What does it take for an inner city or minority youth to choose swimming over these other socially expected sports?
I once believed that access to swimming facilities and equipment was what kept the average inner city kid from swimming; however now I believe that there are other issues. When I think back to when I was eight years old I often wonder what it was that steered me towards the water and I realize now that the major reason I became a swimmer was because of a charismatic lifeguard turned swim coach, Charles Canady.
I met Coach Charles, a big man with an even bigger smile, at one of Atlanta's most notorious housing projects - Perry Homes. My mother, Jessica, worked at the project's pool and I would go there after school and splash around in the pool. Charles taught me the formal swimming strokes after he recognized that I wasn't comfortable in the water. He told me that I would have learn to swim correctly because one day I might need to save someone from drowning - myself. Soon after I learned all the strokes, I started swimming on the newly formed Perry Homes Diplomats swimming team with the Bashirs, a huge family of swimmers and Coach Charles.

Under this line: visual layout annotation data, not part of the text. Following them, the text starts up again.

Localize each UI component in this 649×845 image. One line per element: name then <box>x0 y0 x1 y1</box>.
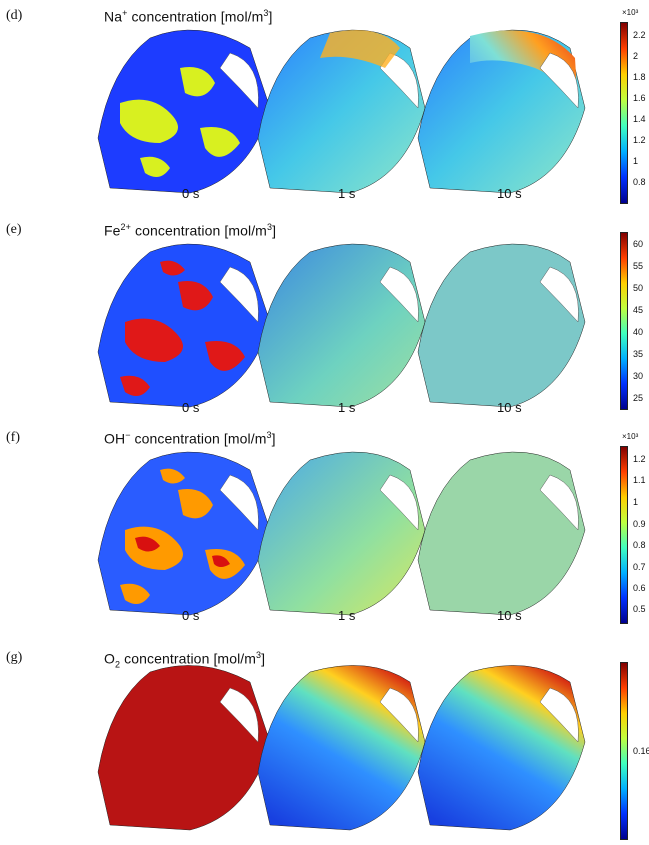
simulation-renders <box>97 451 586 616</box>
colorbar-tick: 50 <box>633 283 644 293</box>
simulation-renders <box>97 29 586 194</box>
colorbar-tick: 0.5 <box>633 604 646 614</box>
colorbar-tick: 1.6 <box>633 93 646 103</box>
panel-e: (e) Fe2+ concentration [mol/m3] 0 s 1 s … <box>0 222 649 432</box>
time-label: 0 s <box>182 400 200 415</box>
colorbar <box>620 232 628 410</box>
time-label: 0 s <box>182 186 200 201</box>
colorbar-tick: 40 <box>633 327 644 337</box>
time-label: 0 s <box>182 608 200 623</box>
render-1s <box>257 243 426 408</box>
colorbar-tick: 1.1 <box>633 475 646 485</box>
time-label: 1 s <box>338 608 356 623</box>
render-0s <box>97 665 271 831</box>
colorbar <box>620 662 628 840</box>
colorbar <box>620 22 628 204</box>
colorbar-multiplier: ×10³ <box>622 8 639 17</box>
render-0s <box>97 243 271 408</box>
colorbar-tick: 0.7 <box>633 562 646 572</box>
colorbar-tick: 55 <box>633 261 644 271</box>
colorbar-tick: 0.6 <box>633 583 646 593</box>
colorbar-tick: 0.8 <box>633 540 646 550</box>
panel-label: (g) <box>6 650 23 665</box>
simulation-renders <box>97 243 586 408</box>
panel-title: Fe2+ concentration [mol/m3] <box>104 222 277 239</box>
render-0s <box>97 29 271 194</box>
colorbar-tick: 1 <box>633 156 639 166</box>
colorbar-multiplier: ×10³ <box>622 432 639 441</box>
panel-label: (f) <box>6 430 20 445</box>
render-10s <box>417 665 586 831</box>
colorbar-tick: 2.2 <box>633 30 646 40</box>
colorbar-tick: 1.8 <box>633 72 646 82</box>
colorbar-tick: 60 <box>633 239 644 249</box>
time-label: 1 s <box>338 186 356 201</box>
simulation-renders <box>97 665 586 831</box>
render-1s <box>257 665 426 831</box>
render-1s <box>257 29 426 194</box>
time-label: 10 s <box>497 608 522 623</box>
render-1s <box>257 451 426 616</box>
render-0s <box>97 451 271 616</box>
colorbar <box>620 446 628 624</box>
panel-title: O2 concentration [mol/m3] <box>104 650 266 670</box>
render-10s <box>417 451 586 616</box>
panel-title: Na+ concentration [mol/m3] <box>104 8 273 25</box>
colorbar-tick: 35 <box>633 349 644 359</box>
panel-g: (g) O2 concentration [mol/m3] 0.16 <box>0 650 649 845</box>
colorbar-tick: 2 <box>633 51 639 61</box>
colorbar-tick: 0.16 <box>633 746 649 756</box>
colorbar-tick: 45 <box>633 305 644 315</box>
panel-title: OH− concentration [mol/m3] <box>104 430 276 447</box>
colorbar-tick: 1.2 <box>633 454 646 464</box>
time-label: 1 s <box>338 400 356 415</box>
panel-f: (f) OH− concentration [mol/m3] 0 s 1 s 1… <box>0 430 649 640</box>
panel-label: (d) <box>6 8 23 23</box>
time-label: 10 s <box>497 186 522 201</box>
time-label: 10 s <box>497 400 522 415</box>
colorbar-tick: 1 <box>633 497 639 507</box>
panel-d: (d) Na+ concentration [mol/m3] 0 s 1 s 1… <box>0 8 649 218</box>
colorbar-tick: 25 <box>633 393 644 403</box>
colorbar-tick: 30 <box>633 371 644 381</box>
render-10s <box>417 29 586 194</box>
colorbar-tick: 0.8 <box>633 177 646 187</box>
colorbar-tick: 1.4 <box>633 114 646 124</box>
colorbar-tick: 0.9 <box>633 519 646 529</box>
render-10s <box>417 243 586 408</box>
colorbar-tick: 1.2 <box>633 135 646 145</box>
panel-label: (e) <box>6 222 22 237</box>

Coach Charles along with Askia Bashir introduced us all to swimming and made swimming something we liked doing. He would use every incentive he could think of to motivate us. Everything from "all you can eat buffets" to candy, to monetary prizes were offered to us as a way to get us excited about swimming. Coach Charles would relate swimming to us in such a way that we couldn't help but get excited about competing and winning. He helped us city kids to understand that swimming was a sport that we could excel in and gain recognition. "Not everyone needs to play basketball" he would always say.

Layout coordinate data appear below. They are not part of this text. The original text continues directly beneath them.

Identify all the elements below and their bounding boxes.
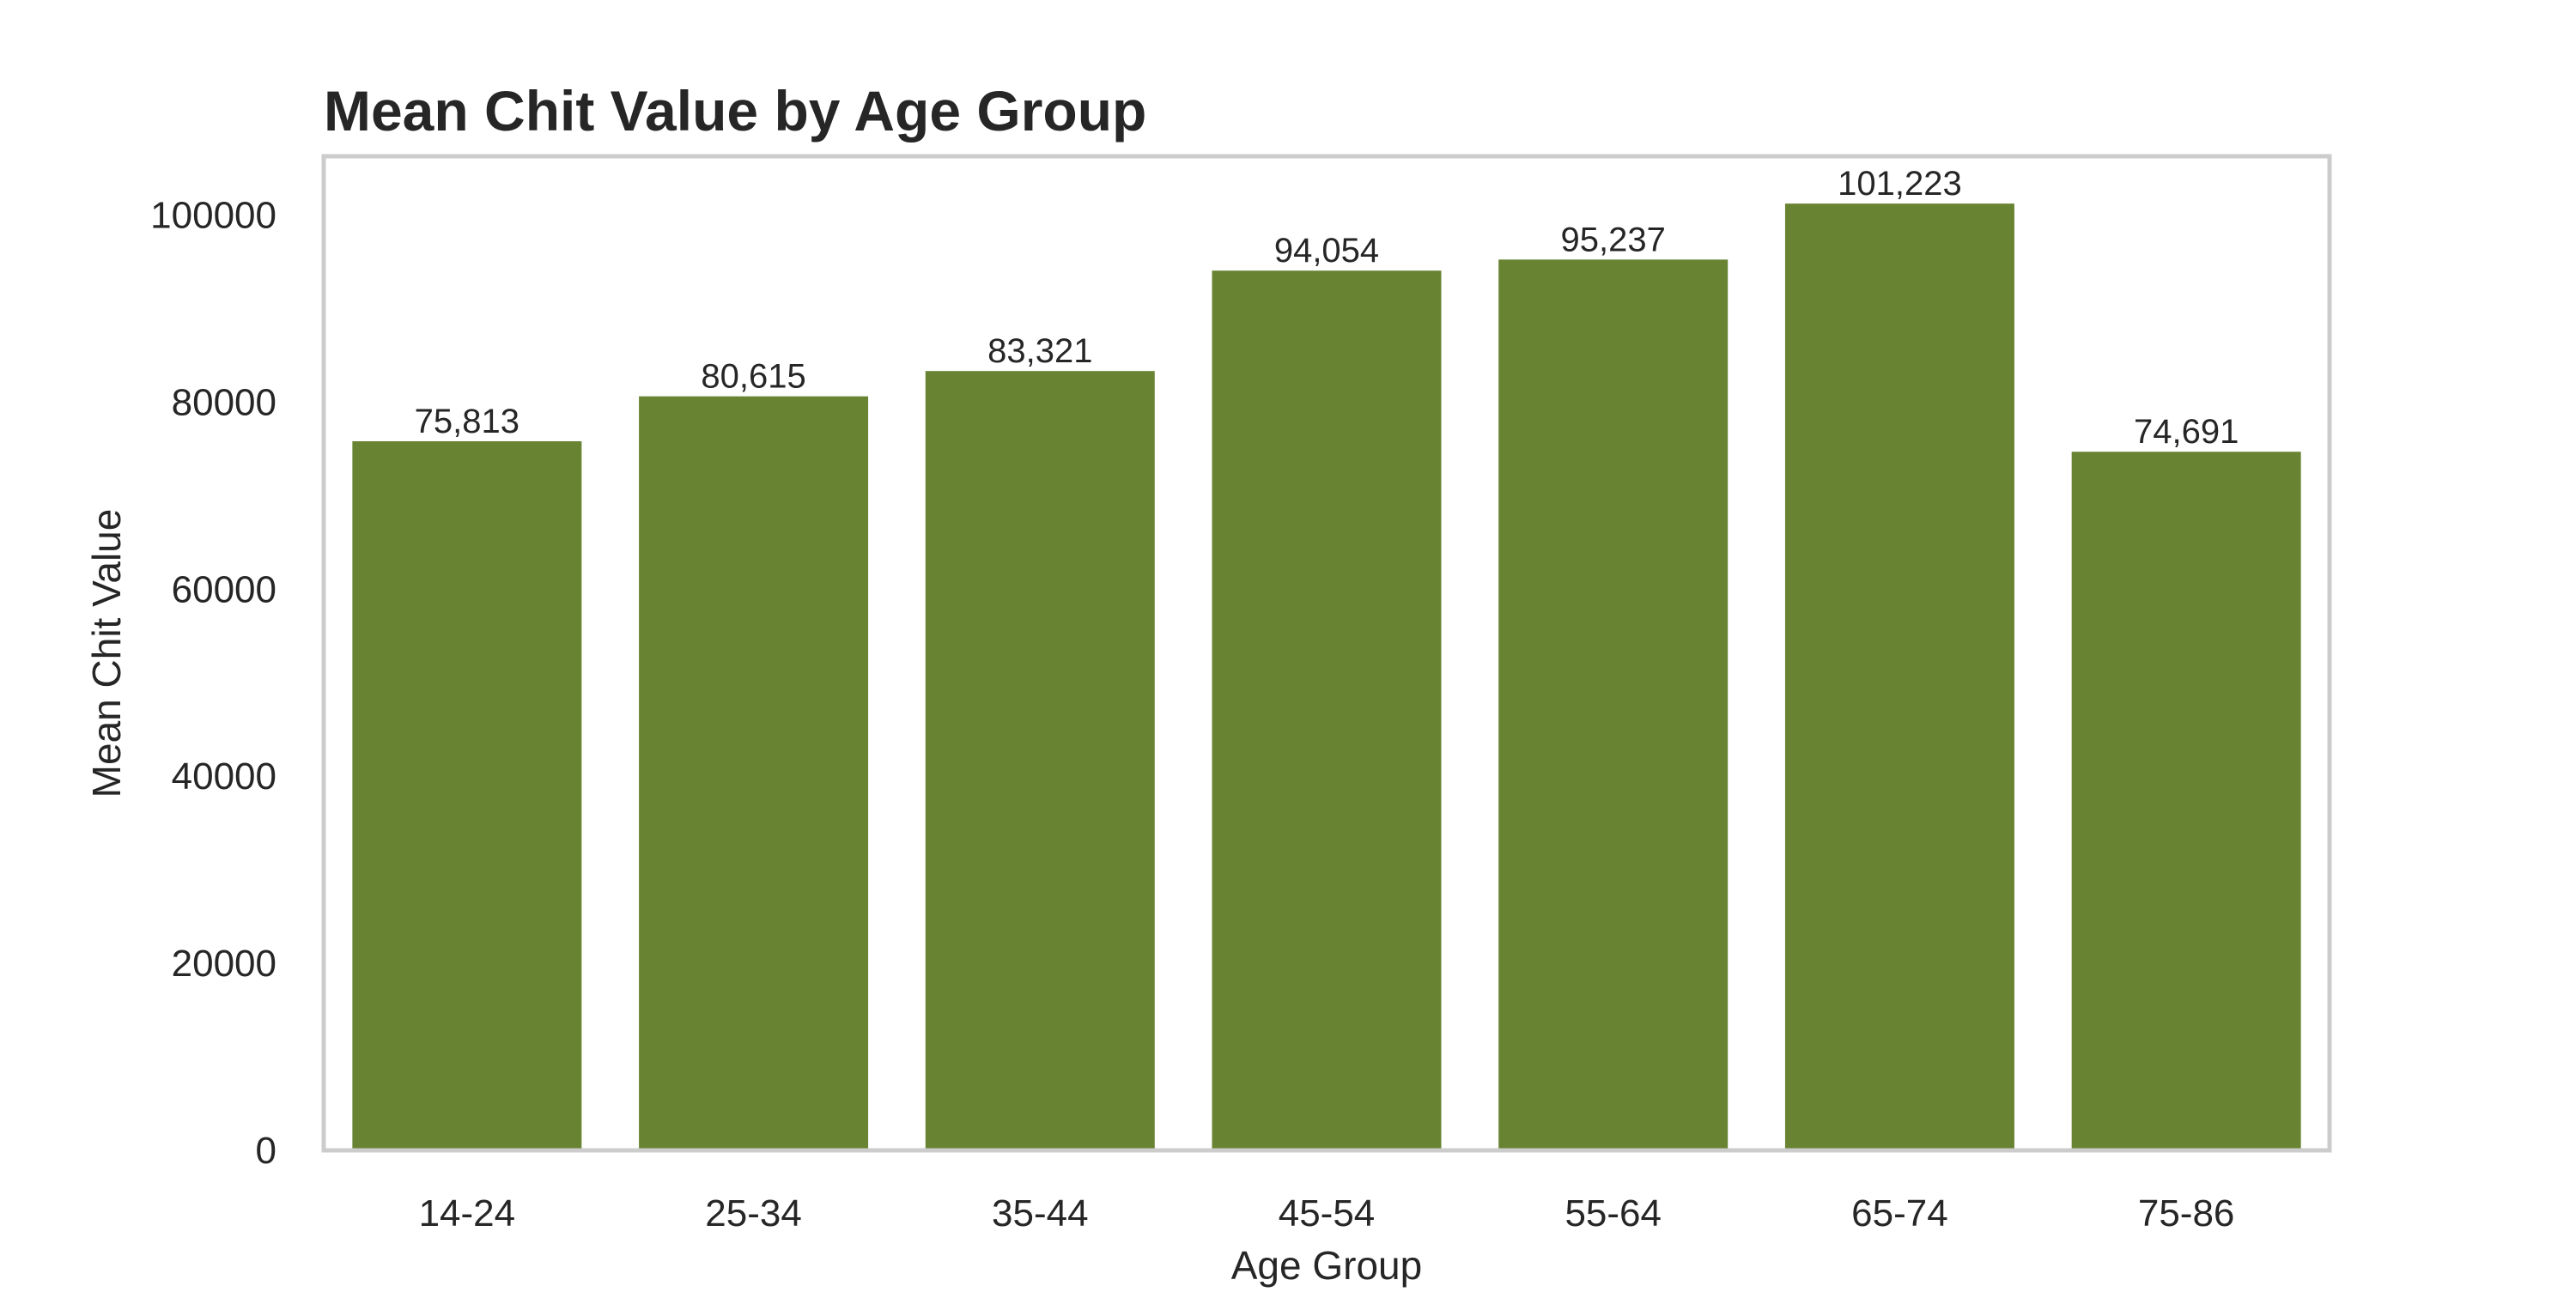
x-tick-label: 35-44 <box>992 1192 1089 1234</box>
y-axis-label: Mean Chit Value <box>84 509 129 798</box>
bar-25-34 <box>639 396 869 1151</box>
bar-55-64 <box>1498 259 1728 1150</box>
data-label: 101,223 <box>1838 165 1962 203</box>
y-tick-label: 20000 <box>172 943 276 985</box>
bar-35-44 <box>925 371 1155 1150</box>
bar-45-54 <box>1212 270 1442 1150</box>
x-tick-label: 75-86 <box>2138 1192 2235 1234</box>
data-label: 74,691 <box>2134 413 2239 451</box>
x-axis-ticks: 14-24 25-34 35-44 45-54 55-64 65-74 75-86 <box>419 1192 2235 1234</box>
data-label: 95,237 <box>1561 221 1666 258</box>
bar-14-24 <box>352 440 582 1150</box>
x-tick-label: 25-34 <box>705 1192 802 1234</box>
x-tick-label: 14-24 <box>419 1192 516 1234</box>
x-axis-label: Age Group <box>1231 1243 1422 1288</box>
x-tick-label: 45-54 <box>1279 1192 1376 1234</box>
data-labels: 75,813 80,615 83,321 94,054 95,237 101,223 74,… <box>415 165 2239 451</box>
y-tick-label: 80000 <box>172 381 276 423</box>
plot-frame <box>321 154 2332 1153</box>
y-tick-label: 60000 <box>172 568 276 610</box>
y-tick-label: 0 <box>256 1130 276 1172</box>
bar-75-86 <box>2071 452 2301 1150</box>
data-label: 94,054 <box>1274 232 1379 270</box>
y-tick-label: 40000 <box>172 755 276 798</box>
y-axis-ticks: 0 20000 40000 60000 80000 100000 <box>150 194 276 1172</box>
x-tick-label: 55-64 <box>1564 1192 1662 1234</box>
chart-title: Mean Chit Value by Age Group <box>324 79 1146 143</box>
data-label: 83,321 <box>987 332 1092 370</box>
data-label: 80,615 <box>701 358 805 396</box>
data-label: 75,813 <box>415 403 519 440</box>
y-tick-label: 100000 <box>150 194 276 236</box>
x-tick-label: 65-74 <box>1851 1192 1948 1234</box>
bars-layer <box>352 203 2301 1151</box>
bar-65-74 <box>1784 203 2014 1150</box>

Coach Charles was forced to get our parents excited about swimming as well because, as he puts it "they are the hardest to teach." He says that in order to get swimmers to commit to swimming you have to get the parents to adapt to the culture of the sport. Our parents did not understand that we needed to swim 5 days a week to improve and be competitive. Coach Charles had to make our parents comfortable with the pool and competitive swimming environment. As he put it, "Most parents will sit in football bleachers in the pouring rain to watch their kids compete but won't sit down and wait for their kids swimming heat if it comes after the 400 free."

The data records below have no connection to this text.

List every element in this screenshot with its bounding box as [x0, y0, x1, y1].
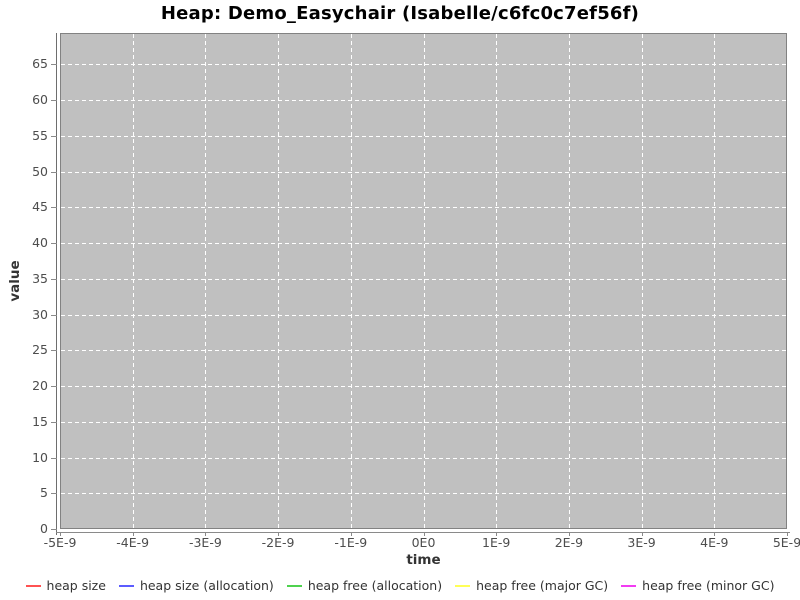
v-gridline [278, 34, 279, 528]
y-tick-mark [51, 386, 57, 387]
legend-label: heap free (allocation) [307, 578, 443, 593]
v-gridline [133, 34, 134, 528]
legend-label: heap size [46, 578, 106, 593]
v-gridline [496, 34, 497, 528]
x-tick-label: -1E-9 [334, 535, 368, 550]
h-gridline [61, 64, 786, 65]
legend-swatch [455, 584, 471, 587]
y-tick-label: 45 [32, 199, 48, 215]
x-tick-mark [60, 532, 61, 536]
y-tick-label: 30 [32, 306, 48, 322]
x-tick-mark [714, 532, 715, 536]
y-tick-mark [51, 136, 57, 137]
h-gridline [61, 350, 786, 351]
legend-swatch [118, 584, 134, 587]
y-axis-line [56, 33, 57, 535]
h-gridline [61, 172, 786, 173]
v-gridline [351, 34, 352, 528]
y-tick-label: 40 [32, 235, 48, 251]
legend-swatch [621, 584, 637, 587]
x-tick-mark [205, 532, 206, 536]
legend-label: heap free (major GC) [476, 578, 609, 593]
legend-item: heap free (major GC) [455, 578, 608, 593]
y-tick-mark [51, 172, 57, 173]
y-tick-label: 55 [32, 127, 48, 143]
x-tick-label: 4E-9 [700, 535, 729, 550]
legend-item: heap size [25, 578, 106, 593]
y-tick-label: 5 [40, 485, 48, 501]
h-gridline [61, 458, 786, 459]
y-tick-label: 60 [32, 92, 48, 108]
x-tick-label: -4E-9 [116, 535, 150, 550]
y-tick-label: 65 [32, 56, 48, 72]
x-tick-mark [569, 532, 570, 536]
x-tick-mark [496, 532, 497, 536]
y-tick-mark [51, 279, 57, 280]
x-tick-mark [424, 532, 425, 536]
y-tick-mark [51, 100, 57, 101]
v-gridline [424, 34, 425, 528]
legend-label: heap size (allocation) [139, 578, 274, 593]
h-gridline [61, 279, 786, 280]
x-tick-label: -2E-9 [261, 535, 295, 550]
y-tick-mark [51, 64, 57, 65]
y-tick-label: 10 [32, 449, 48, 465]
h-gridline [61, 243, 786, 244]
legend-label: heap free (minor GC) [642, 578, 775, 593]
legend-swatch [286, 584, 302, 587]
y-tick-mark [51, 207, 57, 208]
y-tick-mark [51, 315, 57, 316]
x-tick-mark [787, 532, 788, 536]
h-gridline [61, 386, 786, 387]
x-tick-label: -5E-9 [43, 535, 77, 550]
y-axis-label: value [7, 260, 23, 302]
y-tick-mark [51, 493, 57, 494]
h-gridline [61, 100, 786, 101]
legend-swatch [25, 584, 41, 587]
y-tick-mark [51, 243, 57, 244]
x-tick-mark [642, 532, 643, 536]
legend-item: heap free (minor GC) [621, 578, 774, 593]
y-tick-mark [51, 422, 57, 423]
y-tick-mark [51, 458, 57, 459]
x-tick-label: 1E-9 [482, 535, 511, 550]
h-gridline [61, 422, 786, 423]
y-tick-label: 15 [32, 413, 48, 429]
v-gridline [642, 34, 643, 528]
x-tick-label: 3E-9 [627, 535, 656, 550]
y-tick-label: 35 [32, 270, 48, 286]
chart-title: Heap: Demo_Easychair (Isabelle/c6fc0c7ef… [160, 3, 640, 24]
legend-item: heap free (allocation) [286, 578, 443, 593]
x-tick-label: 5E-9 [772, 535, 800, 550]
x-tick-label: 2E-9 [554, 535, 584, 550]
x-axis-label: time [406, 552, 441, 568]
x-axis-line [56, 532, 790, 533]
y-tick-mark [51, 350, 57, 351]
x-tick-mark [133, 532, 134, 536]
y-tick-label: 20 [32, 378, 48, 394]
v-gridline [714, 34, 715, 528]
v-gridline [205, 34, 206, 528]
h-gridline [61, 136, 786, 137]
plot-area [60, 33, 787, 529]
y-tick-label: 25 [32, 342, 48, 358]
x-tick-label: 0E0 [411, 535, 436, 550]
y-tick-label: 50 [32, 163, 48, 179]
y-tick-label: 0 [40, 521, 48, 536]
v-gridline [569, 34, 570, 528]
legend-item: heap size (allocation) [118, 578, 274, 593]
h-gridline [61, 315, 786, 316]
legend: heap size heap size (allocation) heap free… [0, 578, 800, 593]
x-tick-mark [278, 532, 279, 536]
h-gridline [61, 493, 786, 494]
h-gridline [61, 207, 786, 208]
y-tick-mark [51, 529, 57, 530]
x-tick-mark [351, 532, 352, 536]
x-tick-label: -3E-9 [188, 535, 222, 550]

Coach Charles did a great deal to help translate the sport to our parents and once our parents understood swimming he was able to introduce us to the various levels of training necessary to develop us into competitors. Coach Charles is an excellent developmental coach because he understands that new swimmers need motivation because there are so many sports from which to choose. Soccer, tennis and golf are new sports that are accessible to greater numbers of minority children and a coach "has to work harder nowadays to get children to commit."
There are many factors that eventually lead to every athlete's choice of sports. One factor that we mustn't overlook is the importance of the instructors and coaches that play a vital role developing our swimmers.